It’s been raining all week in Georgia and days like today make me crave warm, nutritious root vegetable broths and soups. Warming comfort food for the soul…
Growing up on a farm in the countryside of Ireland, I was always close to the land and had access to fresh local root vegetables. I served Parsnip and Pear Ginger Soup at my last cooking class at Whole Foods over the weekend, and several students claimed they loved it so much that it would grace their Thanksgiving table next Thursday! – now that is a compliment!
Apples and pears are at their peak right now and their sweetness combines perfectly with the nutty earthy flavor of parsnips and heart warming spicy ginger.

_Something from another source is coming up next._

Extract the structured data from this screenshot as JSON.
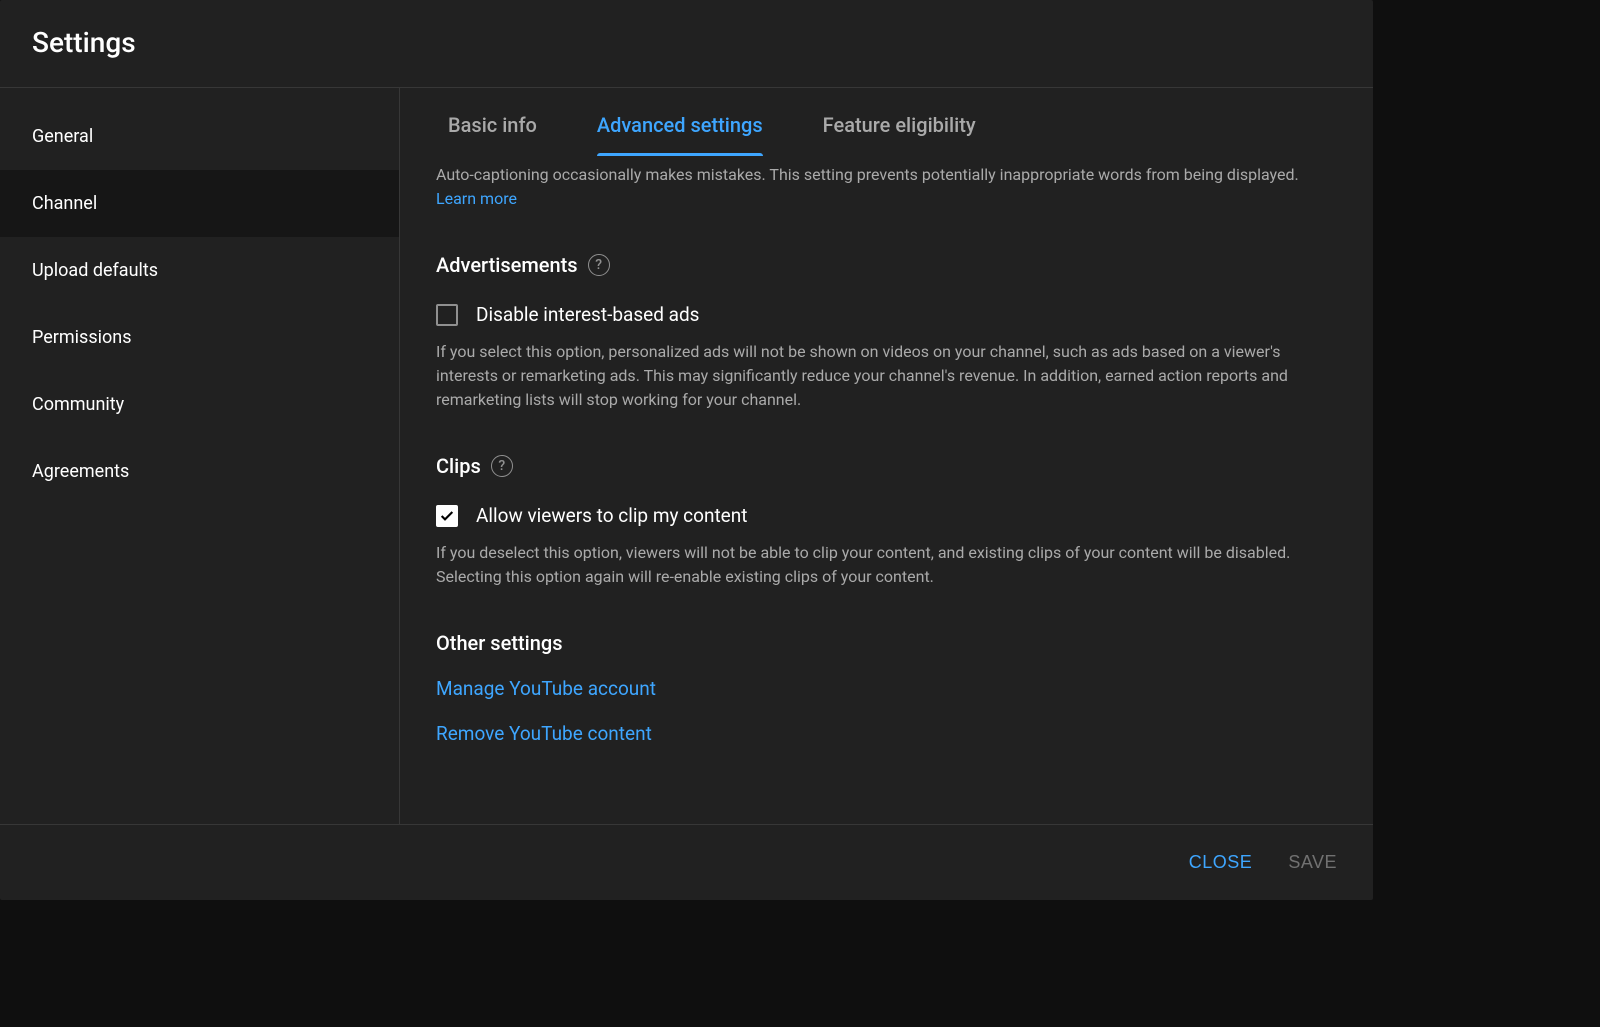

So, I wanted to share the recipe with my blog followers and I hope you stay warm and enjoy making some heart warming soups (that may even make it to your family table next week),
Here is the recipe:
Parsnip and Pear Ginger Soup
- 2 Tbsp butter
- 1 medium (1 cup) Vidalia onions (chopped)
- 1 celery stick (3/4 cup diced)
- 4 parsnips (4 cups peeled and diced)
- 2 medium (1 ½ cups) pears (peeled and chopped)
- 2 tsp grated fresh ginger
- 6 cups vegetable stock
- 2 cups pear juice
- 1 tsp sea salt
- ½ tsp freshly ground black pepper
- 2 tsp curry powder
- (to garnish)
- ½ pear (cut in to matchsticks)
- Squeeze of lemon juice
- 3 Tbsp of Crème Fraiche
How to make it
- In a large soup pot, melt the butter and sauté the onions, celery, parsnips, pears and grated fresh ginger over a medium to low heat, then over and cook until they are fragrant and beginning to color for another 8-10 minutes, stirring occasionally.
- Add the stock, pear juice, curry powder and salt and pepper and simmer for 25 minutes until all the ingredients are tender and the liquid has slightly reduced. Taste to adjust seasoning.
- Using a hand blender puree the soup until smooth or use a food processor.
- To serve place 1 tsp of chopped pear in each warm bowl followed by the soup and then stir in a little creme fraiche.